Friday, June 15, 2012

2 Regressions in 3days

In the last 3 days 2 really bad regressions I introduced into afr were found :-(. This is not the first time I introduced regressions, I did introduce some before because I did not have the complete picture. I felt that I can reduce them as I learn more about the product. This time it is different, I have seen the second regression in my Unit testing. I assumed it is because I enabled stat-prefetch, disabling it made the test pass, but I did not realize that the test passed because the inode the fop happened belongs to different graph and it does not have split-brain flag. I could have avoided this if I had automated that test case.This made me feel pretty bad. After being frustrated with myself for a day I decided to reduce the probability of introducing regressions in the future.

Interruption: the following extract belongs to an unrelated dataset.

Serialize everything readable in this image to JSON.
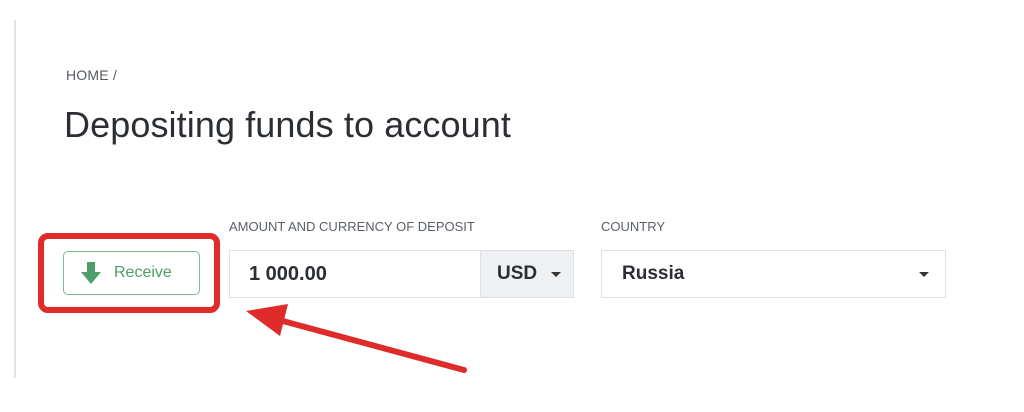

This is my plan to minimize the regressions in future:
1) Every commit I make from now on is going to have 3 things in the comments:
*) RCA: Description of the reason for the bug.
*) Fix: What changes did  I introduce that would fix the issue.
*) Testcases: url to the test cases/ automated scripts I used for testing.
*) If a test is automatable I should do that without fail, no excuses.

In the code-review my colleagues can point out if I have missed any testcases.
Automation should make sure I don't introduce bugs while porting the fixes to other branches. Lets see how this approach goes.